Rios sempre tiveram uma dimensão significativa para as cidades: como meios de transporte, como fontes de água potável, como destinos para esgoto ou, em alguns casos, como fonte de energia para moinhos, usinas e outros tipos de instalações industriais. A relação entre formas de uso direto e indireto, entre o metabólico e o estético, tem ficado em estado contínuo de mudança. Quando pensamos na evolução das relações entre o corpo humano e a água no espaço urbano, precisamos ampliar a nossa lente analítica para englobar não apenas as possibilidades de lazer nas margens dos rios, mas também o uso de lagos e outros cursos d’água para natação e outras atividades. A transição de padrões de uso industrial para pós-industrial dos rios marca uma potencial mudança de cursos d’água poluídos e negligenciados para novos tipos de interações culturais e arquitetônicas. Um ponto-chave de tensão, no entanto, está entre formas de planejamento urbano dedicadas a ampliar o acesso público à água, como as intervenções de Martin Wagner, na Berlim da era de Weimar, e a proliferação mais recente de formas de “gentrificação verde” que são orientadas para formas mais exclusivas de capitalismo ribeirinho.

Ao longo do livro, também podemos ver como diferentes campos do conhecimento colaboraram nas transformações urbanas em cidades como Paris e Berlim. Experimentos fotográficos, por exemplo, mudaram a percepção pública sobre a rede de saneamento de Paris ao revelar imagens do subterrâneo que cativaram grande parte da sociedade. Você trabalha principalmente no campo da geografia, que me parece um campo muito generoso, atento e aberto a diferentes aspectos das cidades, incluindo seu aspecto cultural. Como você vê essa relação interdisciplinar na organização das cidades? E, em particular, como você vê o papel das artes e da cultura na reflexão e implementação de transformações urbanas?

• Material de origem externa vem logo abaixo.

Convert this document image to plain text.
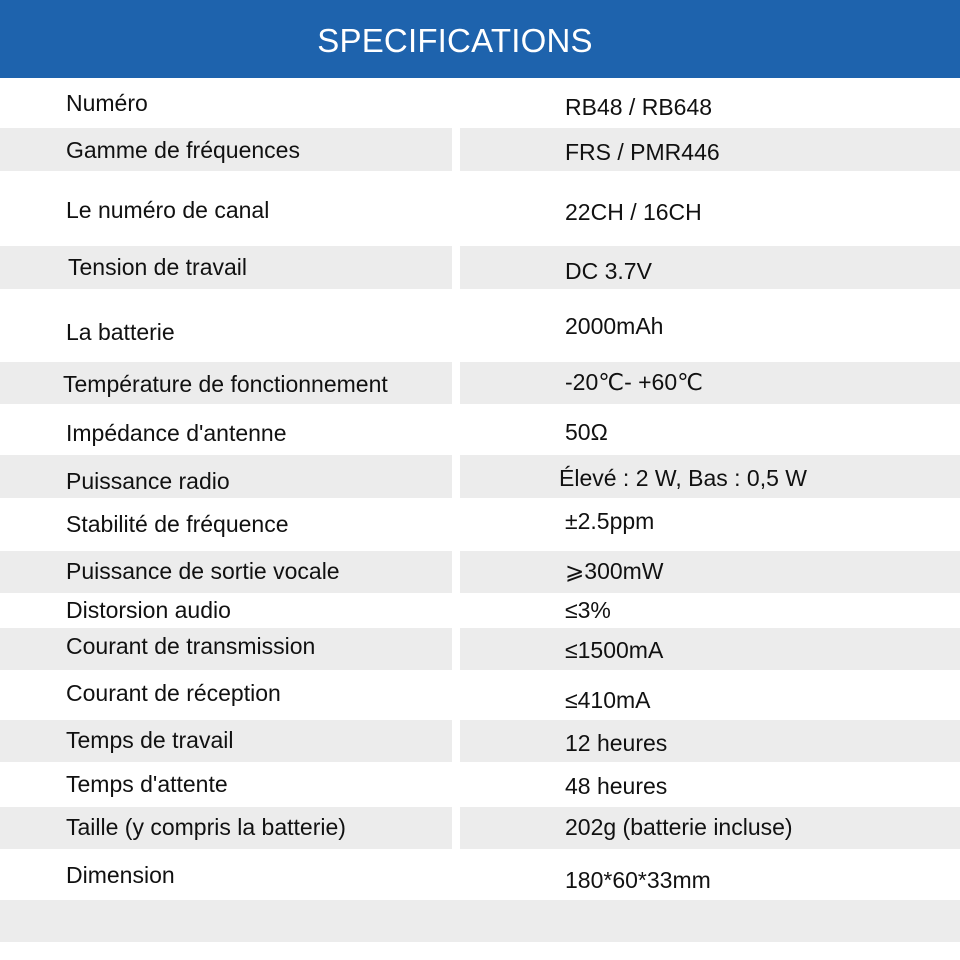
SPECIFICATIONS
Numéro	RB48 / RB648
Gamme de fréquences	FRS / PMR446
Le numéro de canal	22CH / 16CH
Tension de travail	DC 3.7V
La batterie	2000mAh
Température de fonctionnement	-20℃- +60℃
Impédance d'antenne	50Ω
Puissance radio	Élevé : 2 W, Bas : 0,5 W
Stabilité de fréquence	±2.5ppm
Puissance de sortie vocale	⩾300mW
Distorsion audio	≤3%
Courant de transmission	≤1500mA
Courant de réception	≤410mA
Temps de travail	12 heures
Temps d'attente	48 heures
Taille (y compris la batterie)	202g (batterie incluse)
Dimension	180*60*33mm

De volta às fotografias experimentais de Nadar no subterrâneo de Paris na década de 1860, é importante considerar como a evolução das formas da cultura urbana foi influenciada por mudanças tecnológicas nos modos de representação, uma tendência que podemos rastrear até o momento contemporâneo e as rápidas transformações das mídias digitais. A relação entre cidades e cinema, por exemplo, foi amplamente documentada, abrangendo desde o papel específico do espaço urbano no modernismo do século 20 até o surgimento de ambientes geográficos dominados pela produção cinematográfica em Los Angeles, Mumbai, Lagos e outras cidades. Como disciplina, a geografia está muito bem posicionada para explorar dimensões materiais da cultura visual que abrangem tanto os tropos de representação, como as paisagens cinemáticas, quanto aspectos mais específicos da indústria cinematográfica, como o papel das isenções fiscais na Nova York dos anos 1970 e em outras cidades que promoveram o crescimento de formas de produção cinematográfica baseadas em locações. De maneira mais ampla, eu sugeriria que cultura urbana é indissociável de qualquer reflexão mais ampla sobre mudanças de padrões de vida urbana, uma dinâmica que abrange múltiplas formas de arte, incluindo teatro, literatura e uma variedade de intervenções experimentais.

Barreira do Tâmisa, Londres (2014) [Foto: Cortesia do autor]
Estamos passando por um período de evidente colapso dos modelos de sociedade, que se manifestam cada vez mais em desastres naturais – talvez nada naturais. Este ano, o Brasil viveu uma das maiores enchentes de sua história. Chuvas extremas causaram o transbordamento de rios e 94% do estado do Rio Grande do Sul foi afetado pelas inundações, impactando mais de 600 mil pessoas e causando a morte de 179. Enquanto preparo esta entrevista, a cidade de Valência, na Espanha, também passa por um dos maiores desastres de sua história, com a quantidade de chuva de um ano caindo em um dia, deixando mais de 200 mortos até o momento. Como você enxerga o futuro das cidades e sua relação com a água? Podemos atestar o fracasso dos modelos consolidados no século 20?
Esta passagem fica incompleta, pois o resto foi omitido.